Grazie al carcere Gianfranco ha anche imparato la geografia: Roma, Melfi, Ariano Irpino, Grosseto, Camerino, Ravenna e Bologna, sono le case circondariali dove ha soggiornato. “La Dozza è un hotel a cinque stelle rispetto ad alcune galere del sud. Ricordo quando andai ad Ariano Irpino, non c’era nemmeno la lucetta in cella per leggere, mi arrabbiai e chiamai la guardia”. Già, perché Gianfranco è un vero rompiscatole e viene preceduto dalla sua nomea, “il Ribelli” appunto, il galeotto che conosce a memoria i codici e i suoi diritti e guai a fargliene mancare uno. “Ricordo un posto dove il direttore aprì per me la cucina alle cinque del pomeriggio e mi fece preparare uno spuntino, visto che stavo in piedi, anzi in furgone, dalle 4 di mattina per il trasferimento. Così si fa, siamo carcerati, mica bestie”.

La svolta avvenne ad Ariano Irpino. “Avevo scritto un’istanza di scarcerazione per un detenuto, m’ero studiato il codice di esecuzione penale e avevo capito che a quello avevano fatto uno sgarbo, insomma un errore, ho scritto l’istanza ed è uscito. Da allora c’era un via vai pazzesco nella mia cella, tutti che volevano che scrivessi istanze”.

Poi a Bologna, al suo avvocato locale, dice: “Quando esco facciamo un’associazione per quelli dentro che stanno per venir fuori, promesso?”.

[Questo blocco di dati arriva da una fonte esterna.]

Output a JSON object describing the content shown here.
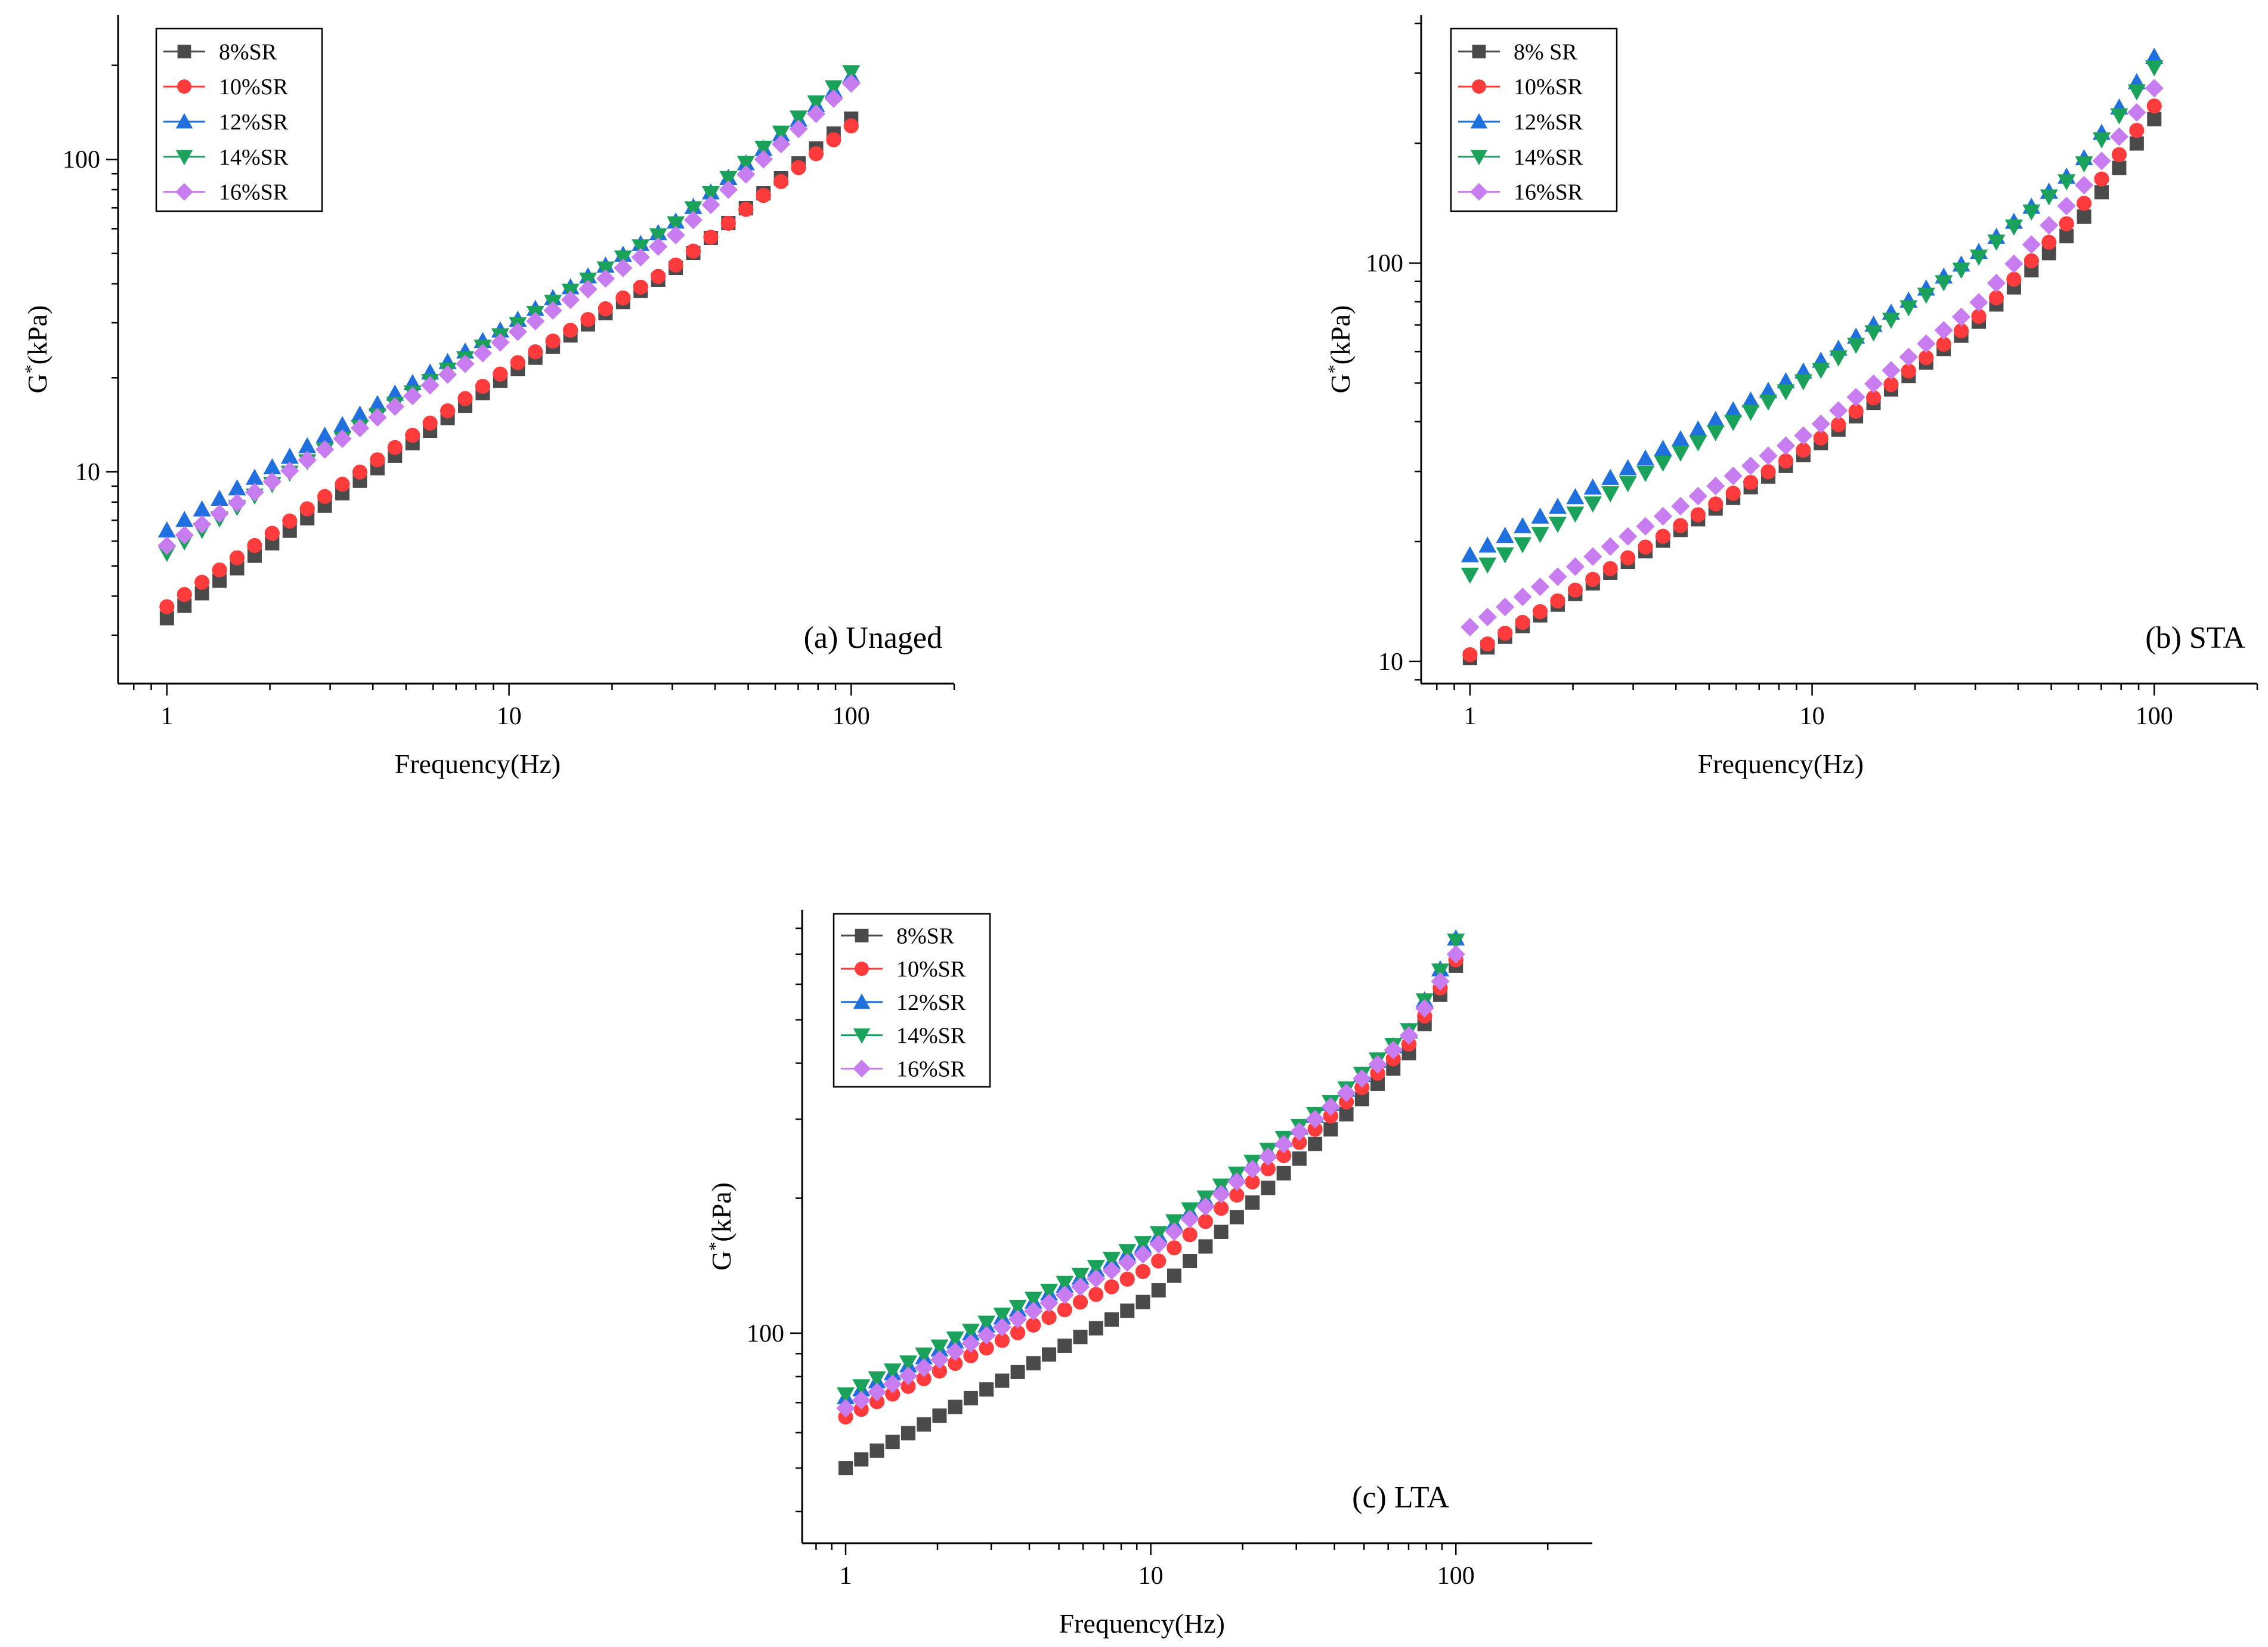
{
  "series_styles": [
    {
      "marker": "square",
      "color": "#4a4a4a"
    },
    {
      "marker": "circle",
      "color": "#ff3b3b"
    },
    {
      "marker": "triangle-up",
      "color": "#1f6fde"
    },
    {
      "marker": "triangle-down",
      "color": "#1aa15a"
    },
    {
      "marker": "diamond",
      "color": "#c77cf0"
    }
  ],
  "chart_data": [
    {
      "type": "scatter",
      "panel_label": "(a) Unaged",
      "title": "",
      "xlabel": "Frequency(Hz)",
      "ylabel_main": "G",
      "ylabel_sup": "*",
      "ylabel_unit": "(kPa)",
      "xscale": "log",
      "yscale": "log",
      "xlim": [
        0.72,
        200
      ],
      "ylim": [
        2.1,
        290
      ],
      "x_ticks": [
        1,
        10,
        100
      ],
      "x_tick_labels": [
        "1",
        "10",
        "100"
      ],
      "y_ticks": [
        10,
        100
      ],
      "y_tick_labels": [
        "10",
        "100"
      ],
      "legend_position": "top-left",
      "x_range": [
        1,
        100
      ],
      "points_per_series": 40,
      "series": [
        {
          "name": "8%SR",
          "anchors": [
            [
              1,
              3.4
            ],
            [
              10,
              20.5
            ],
            [
              30,
              44
            ],
            [
              100,
              135
            ]
          ]
        },
        {
          "name": "10%SR",
          "anchors": [
            [
              1,
              3.7
            ],
            [
              10,
              21.5
            ],
            [
              30,
              45
            ],
            [
              100,
              128
            ]
          ]
        },
        {
          "name": "12%SR",
          "anchors": [
            [
              1,
              6.5
            ],
            [
              10,
              29.5
            ],
            [
              30,
              62
            ],
            [
              100,
              185
            ]
          ]
        },
        {
          "name": "14%SR",
          "anchors": [
            [
              1,
              5.5
            ],
            [
              10,
              28.5
            ],
            [
              30,
              61
            ],
            [
              100,
              190
            ]
          ]
        },
        {
          "name": "16%SR",
          "anchors": [
            [
              1,
              5.8
            ],
            [
              10,
              27
            ],
            [
              30,
              56
            ],
            [
              100,
              175
            ]
          ]
        }
      ]
    },
    {
      "type": "scatter",
      "panel_label": "(b) STA",
      "title": "",
      "xlabel": "Frequency(Hz)",
      "ylabel_main": "G",
      "ylabel_sup": "*",
      "ylabel_unit": "(kPa)",
      "xscale": "log",
      "yscale": "log",
      "xlim": [
        0.72,
        200
      ],
      "ylim": [
        8.8,
        420
      ],
      "x_ticks": [
        1,
        10,
        100
      ],
      "x_tick_labels": [
        "1",
        "10",
        "100"
      ],
      "y_ticks": [
        10,
        100
      ],
      "y_tick_labels": [
        "10",
        "100"
      ],
      "legend_position": "top-left",
      "x_range": [
        1,
        100
      ],
      "points_per_series": 40,
      "series": [
        {
          "name": "8% SR",
          "anchors": [
            [
              1,
              10.2
            ],
            [
              10,
              34
            ],
            [
              30,
              70
            ],
            [
              60,
              125
            ],
            [
              100,
              230
            ]
          ]
        },
        {
          "name": "10%SR",
          "anchors": [
            [
              1,
              10.4
            ],
            [
              10,
              35
            ],
            [
              30,
              72
            ],
            [
              60,
              135
            ],
            [
              100,
              248
            ]
          ]
        },
        {
          "name": "12%SR",
          "anchors": [
            [
              1,
              18.5
            ],
            [
              10,
              55
            ],
            [
              30,
              105
            ],
            [
              60,
              175
            ],
            [
              100,
              330
            ]
          ]
        },
        {
          "name": "14%SR",
          "anchors": [
            [
              1,
              16.5
            ],
            [
              10,
              52
            ],
            [
              30,
              102
            ],
            [
              60,
              170
            ],
            [
              100,
              310
            ]
          ]
        },
        {
          "name": "16%SR",
          "anchors": [
            [
              1,
              12.2
            ],
            [
              10,
              38
            ],
            [
              30,
              78
            ],
            [
              60,
              150
            ],
            [
              100,
              275
            ]
          ]
        }
      ]
    },
    {
      "type": "scatter",
      "panel_label": "(c) LTA",
      "title": "",
      "xlabel": "Frequency(Hz)",
      "ylabel_main": "G",
      "ylabel_sup": "*",
      "ylabel_unit": "(kPa)",
      "xscale": "log",
      "yscale": "log",
      "xlim": [
        0.72,
        280
      ],
      "ylim": [
        34,
        880
      ],
      "x_ticks": [
        1,
        10,
        100
      ],
      "x_tick_labels": [
        "1",
        "10",
        "100"
      ],
      "y_ticks": [
        100
      ],
      "y_tick_labels": [
        "100"
      ],
      "legend_position": "top-left",
      "x_range": [
        1,
        100
      ],
      "points_per_series": 40,
      "series": [
        {
          "name": "8%SR",
          "anchors": [
            [
              1,
              50
            ],
            [
              10,
              120
            ],
            [
              40,
              290
            ],
            [
              70,
              420
            ],
            [
              100,
              660
            ]
          ]
        },
        {
          "name": "10%SR",
          "anchors": [
            [
              1,
              65
            ],
            [
              10,
              140
            ],
            [
              40,
              310
            ],
            [
              70,
              440
            ],
            [
              100,
              680
            ]
          ]
        },
        {
          "name": "12%SR",
          "anchors": [
            [
              1,
              72
            ],
            [
              10,
              160
            ],
            [
              40,
              330
            ],
            [
              70,
              470
            ],
            [
              100,
              760
            ]
          ]
        },
        {
          "name": "14%SR",
          "anchors": [
            [
              1,
              73
            ],
            [
              10,
              162
            ],
            [
              40,
              332
            ],
            [
              70,
              472
            ],
            [
              100,
              750
            ]
          ]
        },
        {
          "name": "16%SR",
          "anchors": [
            [
              1,
              68
            ],
            [
              10,
              153
            ],
            [
              40,
              325
            ],
            [
              70,
              460
            ],
            [
              100,
              700
            ]
          ]
        }
      ]
    }
  ]
}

Dalla promessa ai fatti un po’ di tempo. “Beh, prima c’è stato un periodo di assestamento, quattro o cinque mesi. Non so spiegare… mi mancavano le donne, dopo mi sono messo sotto con l’associazione”.

Perché poi uno non si accorge subito di essere fuori, di essere libero, il carcere te lo porti dentro per un bel po’. “Me ne sono accorto davvero quando ero in Sala Borsa a leggere. Stavo lì in biblioteca e

scoppia un acquazzone meraviglioso, alla Dozza quando pioveva ci rinchiudeva, sia mai che ci ammalassimo. Allora, sono uscito sotto l’acqua e ho aperto le braccia al cielo, urlando: 'Sono libero!' Mi avranno preso per pazzo”.

Importate per “Ribelli” è stata una conferenza alla Casa del Fanciullo sulla giustizia riparativa. “Ho esordito dicendo: “Mi chiamo Gianfranco Marcelli e sono stato riparato, bene e o male non lo so”. E si sono messi a ridere, così ho potuto spiegare le difficoltà che si incontrano fuori dal carcere. Poi ci siamo uniti io e altri quattro ex detenuti, abbiamo cacciato fuori 250 euro a testa e fondato l’associazione e… siamo ancora qua”.